Deep brain recordings from patients with tremor have shown an abnormal rhythmic electrical activity in the thalamus, globus pallidus, and subthalamic nucleus at a frequency of approximately 3–5 Hz. This rhythmic activity is associated with tremor, i.e., there is a substantially constant frequency and phase relationship between tremor and the electrophysiological activity. When electrical stimulation is applied in this same region of the brain where the 3–5 Hz signal is detected, the involuntary motion can be eliminated or at least moderated. Applying an electrical signal at 30–180 Hz using 300 microsecond biphasic pulses has been shown to eliminate or attenuate tremor. Stimulation by deep brain electrodes at 60–70 Hz using 300 microsecond biphasic pulses at 3–6 volts has been shown to cause a reduction in spasticity thereby allowing more normal movements.
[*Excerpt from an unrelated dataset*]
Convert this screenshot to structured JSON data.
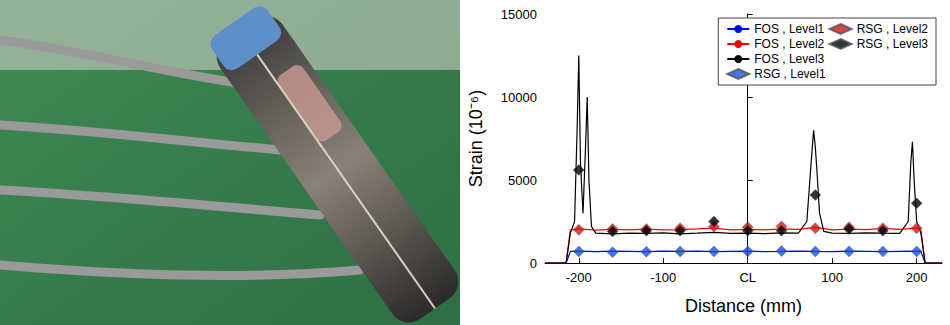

Even voluntary and intentional movement causes observable signals in the thalamus; tremor is manifested by regular oscillations at a patient-specific frequency. It is of course understood that other regimens of electrical stimulation can also be used for treating involuntary motion and muscle tone disorders.
Both the detection of abnormal deep brain electrical signals and the control of abnormal motion and motor control disorders have been reported by Cooper, Upton and Amin. See I. S. Cooper et al., “Chronic Cerebellar Stimulation (CCS) and Deep Brain Stimulation (DBS) in involuntary movement disorders,” Applied Neurophysiology 1982, 45(3): 209–17. There is no currently available device that can provide either or both responsive and/or continuous electrical stimulation via deep brain electrodes to reduce or eliminate involuntary motion disorders and/or muscle tone disorders. The Medtronic Activa implantable pulse generator is now in use for Parkinson's disease. The Activa provides periodic or continuous stimulation to the thalamus through deep brain electrodes but has no responsive capabilities. In U.S. Pat. No. 6,016,449, Fischell et al. describe a sophisticated cranially implanted neurostimulator with responsive electrical stimulation capabilities, generally described as being used in the treatment of epilepsy.